就在他说话的这时,那股子一阵一阵的妖风竟隐隐地又有作乱之势。
“先进隔间吧。”黎秋站起身想去拉那太监,自己先踉跄了一步。
“来得好!”那位太监丝毫不惧,撑起手中的油纸伞,看上去颇为潇洒,有备无患。
也不知道是好心还是怎样,他的伞面将黎秋也罩住了。
考生们是见过这风的厉害的,一时间赶紧胡乱向隔间内躲避。
王11趁乱上前,悄悄将手中搜到的东西递给了黎秋。
逆着风行走的,还有柳三和林生。他们从隔间那边过来,刚才也在人群之中站了半天,这时候也来到这边,似乎有话要说。
王11担心风会变大,犹豫着要还是先躲避还是先去拽一把黎秋。
黎秋这会儿脸色有些难看,而且这太监看上去就不太像好人。
可令大家没想到的是,这次这股妖风只是稍作声势,没过几息又缓缓地停了,倒像挑衅似的。
“好啊,这妖物是真没把我们捉妖司放在眼里……许生!”太监的声音立刻又尖利了几分,“布阵!”

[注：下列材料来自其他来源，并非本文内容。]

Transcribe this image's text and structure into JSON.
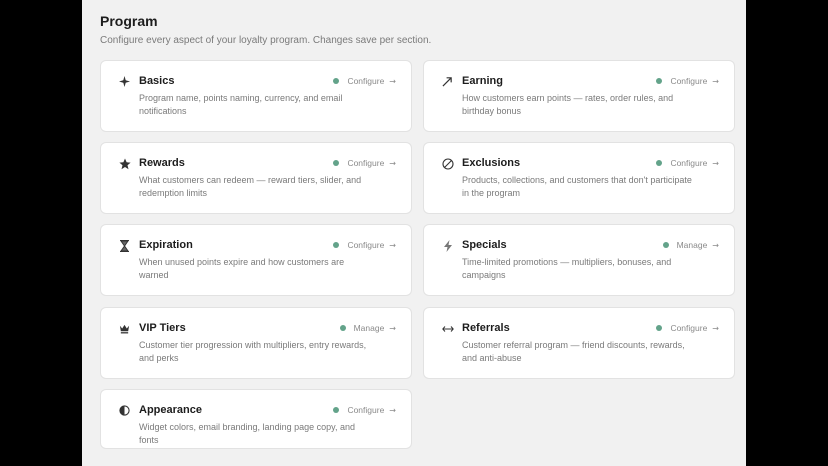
{
  "header": {
    "title": "Program",
    "subtitle": "Configure every aspect of your loyalty program. Changes save per section."
  },
  "cards": [
    {
      "title": "Basics",
      "description": "Program name, points naming, currency, and email notifications",
      "action": "Configure",
      "arrow": "→",
      "icon": "sparkle-icon",
      "status_color": "#63a38a"
    },
    {
      "title": "Earning",
      "description": "How customers earn points — rates, order rules, and birthday bonus",
      "action": "Configure",
      "arrow": "→",
      "icon": "trend-up-icon",
      "status_color": "#63a38a"
    },
    {
      "title": "Rewards",
      "description": "What customers can redeem — reward tiers, slider, and redemption limits",
      "action": "Configure",
      "arrow": "→",
      "icon": "star-icon",
      "status_color": "#63a38a"
    },
    {
      "title": "Exclusions",
      "description": "Products, collections, and customers that don't participate in the program",
      "action": "Configure",
      "arrow": "→",
      "icon": "prohibited-icon",
      "status_color": "#63a38a"
    },
    {
      "title": "Expiration",
      "description": "When unused points expire and how customers are warned",
      "action": "Configure",
      "arrow": "→",
      "icon": "hourglass-icon",
      "status_color": "#63a38a"
    },
    {
      "title": "Specials",
      "description": "Time-limited promotions — multipliers, bonuses, and campaigns",
      "action": "Manage",
      "arrow": "→",
      "icon": "lightning-icon",
      "status_color": "#63a38a"
    },
    {
      "title": "VIP Tiers",
      "description": "Customer tier progression with multipliers, entry rewards, and perks",
      "action": "Manage",
      "arrow": "→",
      "icon": "crown-icon",
      "status_color": "#63a38a"
    },
    {
      "title": "Referrals",
      "description": "Customer referral program — friend discounts, rewards, and anti-abuse",
      "action": "Configure",
      "arrow": "→",
      "icon": "arrows-horizontal-icon",
      "status_color": "#63a38a"
    },
    {
      "title": "Appearance",
      "description": "Widget colors, email branding, landing page copy, and fonts",
      "action": "Configure",
      "arrow": "→",
      "icon": "half-circle-icon",
      "status_color": "#63a38a"
    }
  ]
}
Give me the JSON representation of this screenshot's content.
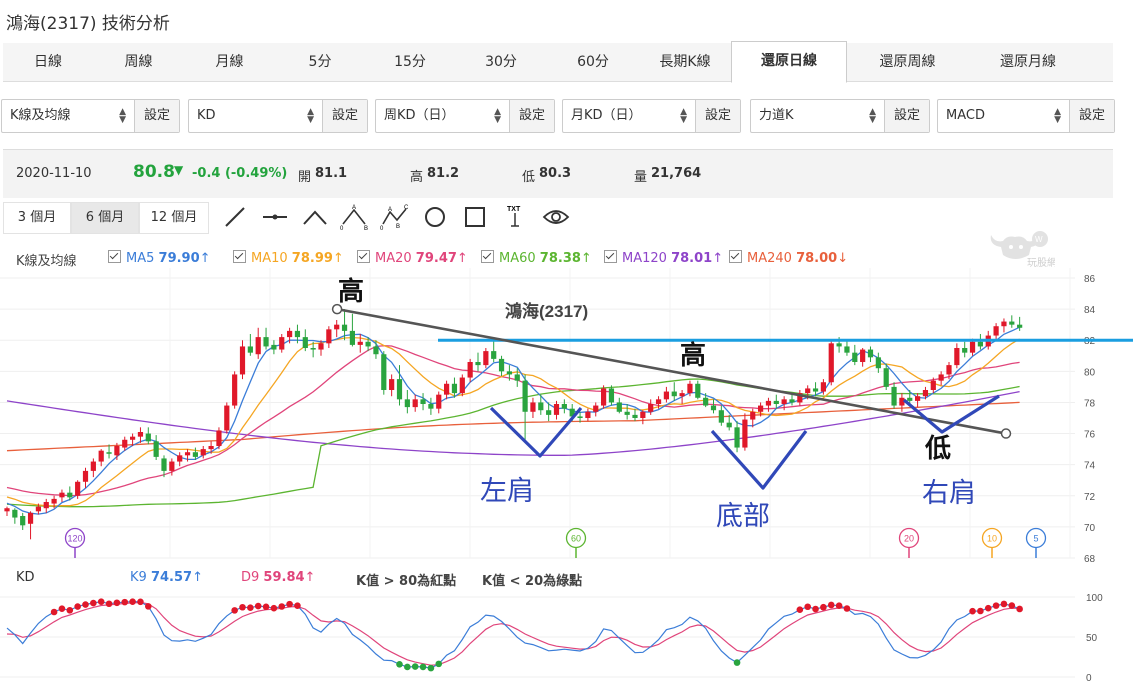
{
  "page": {
    "title": "鴻海(2317) 技術分析"
  },
  "tabs": [
    "日線",
    "周線",
    "月線",
    "5分",
    "15分",
    "30分",
    "60分",
    "長期K線",
    "還原日線",
    "還原周線",
    "還原月線"
  ],
  "active_tab": "還原日線",
  "selectors": [
    {
      "value": "K線及均線",
      "button": "設定"
    },
    {
      "value": "KD",
      "button": "設定"
    },
    {
      "value": "周KD（日）",
      "button": "設定"
    },
    {
      "value": "月KD（日）",
      "button": "設定"
    },
    {
      "value": "力道K",
      "button": "設定"
    },
    {
      "value": "MACD",
      "button": "設定"
    }
  ],
  "quote": {
    "date": "2020-11-10",
    "price": "80.8",
    "change": "-0.4 (-0.49%)",
    "open_label": "開",
    "open": "81.1",
    "high_label": "高",
    "high": "81.2",
    "low_label": "低",
    "low": "80.3",
    "volume_label": "量",
    "volume": "21,764"
  },
  "ranges": [
    "3 個月",
    "6 個月",
    "12 個月"
  ],
  "active_range": "6 個月",
  "tools": [
    "line-tool-icon",
    "horizontal-line-tool-icon",
    "angle-tool-icon",
    "abc-pattern-tool-icon",
    "abcd-pattern-tool-icon",
    "circle-tool-icon",
    "rectangle-tool-icon",
    "text-tool-icon",
    "eye-icon"
  ],
  "tool_text": {
    "abc_a": "A",
    "abc_b": "B",
    "abc_c": "C",
    "abc_o": "0",
    "abcd_a": "A",
    "abcd_b": "B",
    "abcd_c": "C",
    "abcd_d": "D",
    "abcd_o": "0",
    "txt": "TXT"
  },
  "ma_legend": {
    "title": "K線及均線",
    "items": [
      {
        "label": "MA5",
        "value": "79.90",
        "arrow": "↑",
        "color": "#3b7dd8"
      },
      {
        "label": "MA10",
        "value": "78.99",
        "arrow": "↑",
        "color": "#f5a623"
      },
      {
        "label": "MA20",
        "value": "79.47",
        "arrow": "↑",
        "color": "#e0457b"
      },
      {
        "label": "MA60",
        "value": "78.38",
        "arrow": "↑",
        "color": "#5cb531"
      },
      {
        "label": "MA120",
        "value": "78.01",
        "arrow": "↑",
        "color": "#8e44c9"
      },
      {
        "label": "MA240",
        "value": "78.00",
        "arrow": "↓",
        "color": "#e8603c"
      }
    ]
  },
  "watermark": "玩股網",
  "kd_legend": {
    "title": "KD",
    "k_label": "K9",
    "k_value": "74.57",
    "k_arrow": "↑",
    "d_label": "D9",
    "d_value": "59.84",
    "d_arrow": "↑",
    "note1": "K值 > 80為紅點",
    "note2": "K值 < 20為綠點"
  },
  "colors": {
    "up": "#e0182a",
    "down": "#2aa43f",
    "ma5": "#3b7dd8",
    "ma10": "#f5a623",
    "ma20": "#e0457b",
    "ma60": "#5cb531",
    "ma120": "#8e44c9",
    "ma240": "#e8603c",
    "annotation": "#3048b8",
    "neckline": "#1a9ee0",
    "trend": "#555555"
  },
  "chart_data": [
    {
      "type": "candlestick",
      "title": "鴻海(2317)",
      "ylim": [
        68,
        86
      ],
      "yticks": [
        "86",
        "84",
        "82",
        "80",
        "78",
        "76",
        "74",
        "72",
        "70",
        "68"
      ],
      "ohlc": [
        [
          71,
          71.3,
          70.7,
          71.2
        ],
        [
          71.1,
          71.2,
          70.2,
          70.6
        ],
        [
          70.7,
          70.9,
          69.8,
          70.1
        ],
        [
          70.2,
          71.0,
          69.2,
          70.9
        ],
        [
          71.0,
          71.5,
          70.8,
          71.3
        ],
        [
          71.2,
          71.8,
          70.9,
          71.6
        ],
        [
          71.5,
          72,
          71.2,
          71.8
        ],
        [
          71.9,
          72.4,
          71.6,
          72.2
        ],
        [
          72.2,
          72.6,
          71.7,
          71.9
        ],
        [
          72,
          73,
          71.8,
          72.9
        ],
        [
          72.9,
          73.8,
          72.5,
          73.6
        ],
        [
          73.6,
          74.4,
          73.2,
          74.2
        ],
        [
          74.2,
          75,
          73.9,
          74.9
        ],
        [
          74.8,
          75.3,
          74.4,
          74.7
        ],
        [
          74.6,
          75.4,
          74.3,
          75.2
        ],
        [
          75.1,
          75.8,
          74.9,
          75.6
        ],
        [
          75.6,
          76,
          75.2,
          75.8
        ],
        [
          75.8,
          76.4,
          75.4,
          76.1
        ],
        [
          76,
          76.4,
          75.3,
          75.5
        ],
        [
          75.5,
          75.9,
          74.3,
          74.5
        ],
        [
          74.4,
          74.6,
          73.2,
          73.6
        ],
        [
          73.6,
          74.4,
          73.3,
          74.2
        ],
        [
          74.2,
          74.8,
          73.9,
          74.6
        ],
        [
          74.6,
          75,
          74.2,
          74.8
        ],
        [
          74.8,
          75.1,
          74.3,
          74.5
        ],
        [
          74.6,
          75.2,
          74.4,
          75
        ],
        [
          75,
          75.5,
          74.7,
          75.2
        ],
        [
          75.2,
          76.4,
          75,
          76.2
        ],
        [
          76.2,
          78,
          76,
          77.8
        ],
        [
          77.8,
          80,
          77.6,
          79.8
        ],
        [
          79.8,
          82,
          79.5,
          81.6
        ],
        [
          81.6,
          82.4,
          81,
          81.2
        ],
        [
          81.1,
          82.8,
          80.8,
          82.2
        ],
        [
          82.2,
          82.8,
          81.4,
          81.6
        ],
        [
          81.7,
          82,
          81.1,
          81.4
        ],
        [
          81.4,
          82.4,
          81.2,
          82.2
        ],
        [
          82.2,
          82.8,
          81.8,
          82.6
        ],
        [
          82.6,
          83,
          81.8,
          82.2
        ],
        [
          82.2,
          82.7,
          81.3,
          81.5
        ],
        [
          81.5,
          81.9,
          80.9,
          81.4
        ],
        [
          81.4,
          82,
          81,
          81.8
        ],
        [
          81.8,
          82.9,
          81.5,
          82.7
        ],
        [
          82.7,
          83.3,
          82.2,
          83
        ],
        [
          83,
          84,
          82,
          82.6
        ],
        [
          82.6,
          83.7,
          81.6,
          81.7
        ],
        [
          81.7,
          82.4,
          81.2,
          81.9
        ],
        [
          81.9,
          82.2,
          81.3,
          81.6
        ],
        [
          81.6,
          82,
          80.8,
          81.1
        ],
        [
          81.1,
          81.3,
          78.5,
          78.8
        ],
        [
          78.8,
          79.8,
          78.4,
          79.5
        ],
        [
          79.5,
          80.4,
          77.8,
          78.2
        ],
        [
          78.2,
          78.8,
          77.3,
          77.7
        ],
        [
          77.7,
          78.5,
          77.4,
          78.2
        ],
        [
          78.2,
          78.6,
          77.5,
          77.9
        ],
        [
          77.9,
          78.3,
          77.2,
          77.6
        ],
        [
          77.6,
          78.7,
          77.3,
          78.5
        ],
        [
          78.5,
          79.4,
          78.2,
          79.2
        ],
        [
          79.2,
          79.6,
          78.3,
          78.6
        ],
        [
          78.6,
          79.8,
          78.4,
          79.6
        ],
        [
          79.6,
          80.8,
          79.3,
          80.6
        ],
        [
          80.6,
          81.2,
          80,
          80.4
        ],
        [
          80.4,
          81.5,
          80.2,
          81.3
        ],
        [
          81.3,
          82.1,
          80.6,
          80.8
        ],
        [
          80.8,
          81,
          79.7,
          80
        ],
        [
          80,
          80.4,
          79.4,
          79.8
        ],
        [
          79.8,
          80.2,
          79,
          79.4
        ],
        [
          79.4,
          79.8,
          75.6,
          77.4
        ],
        [
          77.4,
          78.3,
          77,
          78
        ],
        [
          78,
          78.5,
          77.2,
          77.5
        ],
        [
          77.5,
          78,
          76.8,
          77.2
        ],
        [
          77.2,
          78.1,
          76.9,
          77.9
        ],
        [
          77.9,
          78.2,
          77.3,
          77.6
        ],
        [
          77.6,
          77.9,
          76.8,
          77.1
        ],
        [
          77.1,
          77.4,
          76.7,
          77
        ],
        [
          77,
          77.6,
          76.8,
          77.4
        ],
        [
          77.4,
          78,
          77.1,
          77.8
        ],
        [
          77.8,
          79.1,
          77.6,
          78.9
        ],
        [
          78.9,
          79.1,
          77.8,
          78
        ],
        [
          78,
          78.3,
          77.3,
          77.4
        ],
        [
          77.4,
          77.9,
          76.9,
          77.2
        ],
        [
          77.2,
          77.6,
          76.8,
          77
        ],
        [
          77,
          77.5,
          76.6,
          77.4
        ],
        [
          77.4,
          78.2,
          77.2,
          77.9
        ],
        [
          77.9,
          78.4,
          77.6,
          78.2
        ],
        [
          78.2,
          79,
          78,
          78.7
        ],
        [
          78.7,
          79.3,
          78.1,
          78.4
        ],
        [
          78.4,
          78.8,
          77.9,
          78.6
        ],
        [
          78.6,
          79.4,
          78.4,
          79.2
        ],
        [
          79.2,
          79.4,
          78.2,
          78.3
        ],
        [
          78.3,
          78.6,
          77.7,
          77.8
        ],
        [
          77.8,
          78.2,
          77.3,
          77.5
        ],
        [
          77.5,
          77.8,
          76.5,
          76.7
        ],
        [
          76.7,
          77.2,
          76.2,
          76.4
        ],
        [
          76.4,
          76.8,
          74.8,
          75.1
        ],
        [
          75.1,
          77.3,
          74.9,
          76.9
        ],
        [
          76.9,
          77.6,
          76.4,
          77.4
        ],
        [
          77.4,
          78,
          77.1,
          77.8
        ],
        [
          77.8,
          78.3,
          77.4,
          78.1
        ],
        [
          78.1,
          78.5,
          77.6,
          77.9
        ],
        [
          77.9,
          78.4,
          77.5,
          78.2
        ],
        [
          78.2,
          78.6,
          77.8,
          78
        ],
        [
          78,
          78.8,
          77.8,
          78.6
        ],
        [
          78.6,
          79.1,
          78.2,
          78.9
        ],
        [
          78.9,
          79.3,
          78.4,
          78.7
        ],
        [
          78.7,
          79.5,
          78.5,
          79.3
        ],
        [
          79.3,
          82,
          79.1,
          81.8
        ],
        [
          81.8,
          82.2,
          81.2,
          81.6
        ],
        [
          81.6,
          82,
          81,
          81.2
        ],
        [
          81.2,
          81.7,
          80.4,
          80.6
        ],
        [
          80.6,
          81.5,
          80.3,
          81.4
        ],
        [
          81.4,
          81.6,
          80.6,
          80.9
        ],
        [
          80.9,
          81.2,
          79.9,
          80.2
        ],
        [
          80.2,
          80.5,
          78.8,
          79
        ],
        [
          79,
          79.3,
          77.6,
          77.8
        ],
        [
          77.8,
          78.6,
          77.4,
          78.3
        ],
        [
          78.3,
          78.8,
          77.8,
          78.1
        ],
        [
          78.1,
          78.6,
          77.7,
          78.4
        ],
        [
          78.4,
          79,
          78.2,
          78.8
        ],
        [
          78.8,
          79.6,
          78.6,
          79.4
        ],
        [
          79.4,
          80,
          79.1,
          79.8
        ],
        [
          79.8,
          80.6,
          79.5,
          80.4
        ],
        [
          80.4,
          81.8,
          80.2,
          81.5
        ],
        [
          81.5,
          81.9,
          80.9,
          81.2
        ],
        [
          81.2,
          82.1,
          81,
          81.9
        ],
        [
          81.9,
          82.4,
          81.4,
          81.6
        ],
        [
          81.6,
          82.6,
          81.4,
          82.3
        ],
        [
          82.3,
          83.1,
          82,
          82.9
        ],
        [
          82.9,
          83.4,
          82.5,
          83.2
        ],
        [
          83.2,
          83.6,
          82.8,
          83
        ],
        [
          83,
          83.5,
          82.6,
          82.8
        ],
        [
          81.1,
          81.2,
          80.3,
          80.8
        ]
      ],
      "ma_markers": [
        "120",
        "60",
        "20",
        "10",
        "5"
      ],
      "annotations": {
        "high_left": "高",
        "high_mid": "高",
        "low_right": "低",
        "left_shoulder": "左肩",
        "head": "底部",
        "right_shoulder": "右肩",
        "trendline_start": [
          82.6,
          84
        ],
        "trendline_end": [
          137,
          76.0
        ],
        "neckline_level": 82.0
      }
    },
    {
      "type": "line",
      "title": "KD",
      "ylim": [
        0,
        100
      ],
      "yticks": [
        "100",
        "50",
        "0"
      ],
      "series": [
        {
          "name": "K9"
        },
        {
          "name": "D9"
        }
      ]
    }
  ]
}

“等等……”黎秋阻止道,“还未查明狐妖是扮作哪位考生入场,我们……”
“那又怎样,杂家便作个大阵,”太监桀桀地笑起来,“将这考场内全然肃清,可好?”
黎秋沉默了一下:“有个问题想向您请教。”
“讲来。”
“敢问您用何阵收妖?”
太监勾唇一笑:“自然是阳护阵。”
“此阵以何所画?”
“当然是朱砂。”
“这么大的院子,”黎秋说,“要用不少啊。”
太监一愣,随即笑了:“行了,别跟杂家绕弯子了,今天子时收妖之事早已确定,谁来也没用。”
黎秋无奈地叹了口气:“好,那您布阵吧。”
黎秋朝王11他们这边走过来:“怎么样,你们可有新发现?”
“刚才找了死者王生的朋友,”柳三小声说,“王生确实曾与狐妖有染,似乎是狐妖曾救王生于重病,之后便提出想要和王生一起贡院。王生给了她许诺,临场却又反悔。”
“怎么一起进?”黎秋问。
“这个只听了大概,似乎是有个匣子要带进来,王生怕门口搜检无法通过,影响了前程,最后拒绝了。”林生回答,“只是不知这世上,可有能容纳妖族的匣子?”
“不管有没有,现在狐妖是已经进来了,”王11说,“进来之后便先杀了辜负她的人,也合理。只是为何要杀考官?”
“搜检时可看到过此匣?”黎秋问。
几人齐齐摇头。
另一边,因为许生找不到朱砂盒,太监正在大动肝火。
“是小人的错,大人勿怪,其实没有朱砂也无妨,此阵可以用血布阵。”许生长跪在地恳求说。
那位太监低头从袖中拔出把匕首来,咣当一声扔在了堂前。
“啊?”王11打了个寒战,“这么认真吗?”
“别管他了,”黎秋有些疲倦地按了按太阳穴,“在那之前,还是得尽快确定……”
“当——”一声格外悠长的锣声响了。
“是子时了?”王11压低了声音问,“老大你撑得住吗?”
黎秋点点头又摇摇头:“不对,既是子时,怎么没听到报时声……”
这时,有位考生慢吞吞地拿着考卷走上大堂。
他脚下是许生正以血画出的符阵,他却似毫不在意,一脚迈过,走到大堂中间,将自己考卷放在空荡荡的监考桌上。
“我交卷。”他仿佛完成了一件极重要的事一般,呼了口气说。
是张生,也只能是他。
原来那声锣响,是交卷的提示。
这种时候,除了一心向考的张生,谁还会想着交卷啊?
于此同时,许生已经画到了符阵的最后一笔。
由于手指上的血液随着时间难以为继,他重又拿起匕首割了一次,再以血为墨去封阵。
“慢着!”黎秋忽然出声。
——已经来不及了。
阵法结成,地面上金光一闪,如同监牢般将身在其中的张生困在了中间。
“狐妖是他吗?”王11问,“我们的排查中,他确实是最可疑。”
道道金光的笼罩中,张生似乎非常痛苦,惨叫一声闭着眼跪在地上。
“哟,自投罗网了?”那太监冷眼旁观着笑道。
黎秋望着阵中的人,轻声开口:“他应该不是狐妖……”
“那他是被谁附身?”王11不解地问。